Mexican police must ask permission each time they need to look at a stored gun, Monsivais said. Even if that permission is granted, the investigator cannot go past the metal fencing separating a reception desk and the shelves holding the guns. A soldier has to bring out the requested weapons.
The security, language differences and bureaucracy add up to a painstaking process, said J. Dewey Webb, special agent in charge of the ATF’s Houston Field Division.
“The military does a very good job, when the weapons come into their custody, of securing them,” he told the AP. “Because of the systems in Mexico, it’s very difficult for us to get in.”
Webb said recent talks between the two countries were beginning to ease access, but he noted other problems.
Many mistakes are made because of difficulty translating technical terms about firearms, Webb said.
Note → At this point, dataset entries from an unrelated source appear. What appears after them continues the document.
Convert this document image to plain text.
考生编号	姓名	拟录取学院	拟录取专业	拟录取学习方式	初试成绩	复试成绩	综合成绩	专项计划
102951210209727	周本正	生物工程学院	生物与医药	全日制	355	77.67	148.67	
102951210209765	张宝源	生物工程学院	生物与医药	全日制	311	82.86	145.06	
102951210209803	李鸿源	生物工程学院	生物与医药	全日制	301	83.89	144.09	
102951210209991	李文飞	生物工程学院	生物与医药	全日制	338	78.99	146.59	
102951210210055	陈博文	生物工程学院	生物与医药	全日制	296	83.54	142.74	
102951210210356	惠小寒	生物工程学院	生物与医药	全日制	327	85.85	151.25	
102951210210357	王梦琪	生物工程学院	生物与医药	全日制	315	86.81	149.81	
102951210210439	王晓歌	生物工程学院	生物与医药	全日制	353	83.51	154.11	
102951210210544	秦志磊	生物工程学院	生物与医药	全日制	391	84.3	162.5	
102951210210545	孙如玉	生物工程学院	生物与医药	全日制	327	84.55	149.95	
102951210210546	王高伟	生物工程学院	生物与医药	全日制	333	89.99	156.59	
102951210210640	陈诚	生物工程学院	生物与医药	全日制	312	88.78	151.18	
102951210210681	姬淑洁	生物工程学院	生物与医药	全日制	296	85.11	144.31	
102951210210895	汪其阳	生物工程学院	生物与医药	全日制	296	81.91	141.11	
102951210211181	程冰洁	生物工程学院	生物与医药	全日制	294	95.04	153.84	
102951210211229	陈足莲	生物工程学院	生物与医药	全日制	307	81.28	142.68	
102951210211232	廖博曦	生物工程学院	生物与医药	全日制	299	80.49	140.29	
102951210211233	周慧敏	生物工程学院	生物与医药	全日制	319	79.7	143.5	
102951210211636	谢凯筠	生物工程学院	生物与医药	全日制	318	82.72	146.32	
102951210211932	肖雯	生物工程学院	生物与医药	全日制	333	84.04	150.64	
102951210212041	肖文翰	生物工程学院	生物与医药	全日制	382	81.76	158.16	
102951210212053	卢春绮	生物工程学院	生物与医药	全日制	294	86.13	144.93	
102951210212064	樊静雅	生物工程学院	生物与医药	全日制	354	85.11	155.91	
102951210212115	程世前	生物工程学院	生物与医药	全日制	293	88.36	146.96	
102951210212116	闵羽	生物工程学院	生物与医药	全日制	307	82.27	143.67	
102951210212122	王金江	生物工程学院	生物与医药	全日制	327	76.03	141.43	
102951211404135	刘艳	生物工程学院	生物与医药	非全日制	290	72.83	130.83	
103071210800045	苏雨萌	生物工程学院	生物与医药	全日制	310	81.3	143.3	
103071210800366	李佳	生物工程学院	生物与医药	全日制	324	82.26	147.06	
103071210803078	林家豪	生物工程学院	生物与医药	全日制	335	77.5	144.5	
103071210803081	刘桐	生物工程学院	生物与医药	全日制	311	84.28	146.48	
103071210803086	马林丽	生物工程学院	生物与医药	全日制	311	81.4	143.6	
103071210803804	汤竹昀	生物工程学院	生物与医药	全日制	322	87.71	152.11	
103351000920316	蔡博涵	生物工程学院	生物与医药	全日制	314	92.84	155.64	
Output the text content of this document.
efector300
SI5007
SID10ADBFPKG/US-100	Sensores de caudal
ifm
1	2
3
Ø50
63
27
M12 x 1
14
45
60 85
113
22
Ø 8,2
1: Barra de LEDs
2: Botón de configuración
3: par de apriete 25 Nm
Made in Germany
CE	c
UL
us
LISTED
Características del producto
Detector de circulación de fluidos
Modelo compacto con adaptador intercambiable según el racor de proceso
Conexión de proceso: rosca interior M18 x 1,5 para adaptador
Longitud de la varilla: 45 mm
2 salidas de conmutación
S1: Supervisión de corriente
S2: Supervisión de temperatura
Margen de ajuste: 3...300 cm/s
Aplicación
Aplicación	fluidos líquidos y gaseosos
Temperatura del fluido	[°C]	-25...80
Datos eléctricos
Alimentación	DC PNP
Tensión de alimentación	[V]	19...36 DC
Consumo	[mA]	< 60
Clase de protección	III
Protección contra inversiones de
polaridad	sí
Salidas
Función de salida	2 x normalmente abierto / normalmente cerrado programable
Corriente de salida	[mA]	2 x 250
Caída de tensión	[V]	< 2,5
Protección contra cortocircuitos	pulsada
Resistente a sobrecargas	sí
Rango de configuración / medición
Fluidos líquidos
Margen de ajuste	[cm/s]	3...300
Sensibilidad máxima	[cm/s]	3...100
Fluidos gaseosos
A Spanish-language version of eTrace, the Web-based method of submitting tracing information, won’t be available until next year.
About a third of the guns submitted for tracing in 2007 were sold by licensed U.S. dealers.
U.S. agents need the information to track the gun back to the manufacturer and determine when it was made and what wholesaler it was shipped to, ATF spokeswoman Franceska Perot said. Agents follow the gun to the local licensed dealer who sold it and determine the buyer.
ATF offices around the U.S. are swamped with tracing requests, trying to determine who actually bought the weapons and whether they were part of a firearms trafficking scheme. The ATF has sent an extra 100 agents to Houston to help unclog the 700-weapon backlog as part of its Project Gunrunner.
The seized weapons are kept in the vaults as long as they are needed as evidence, Monsivais said. Most have been there for years, an indication of how slowly criminal investigations proceed and how few crimes are solved.
When the criminal investigations are complete, most of the weapons are destroyed and melted down. Some of the more powerful arms, such as machine guns and sniper rifles, are added to the military’s own arsenal. Showpieces are destined for museums.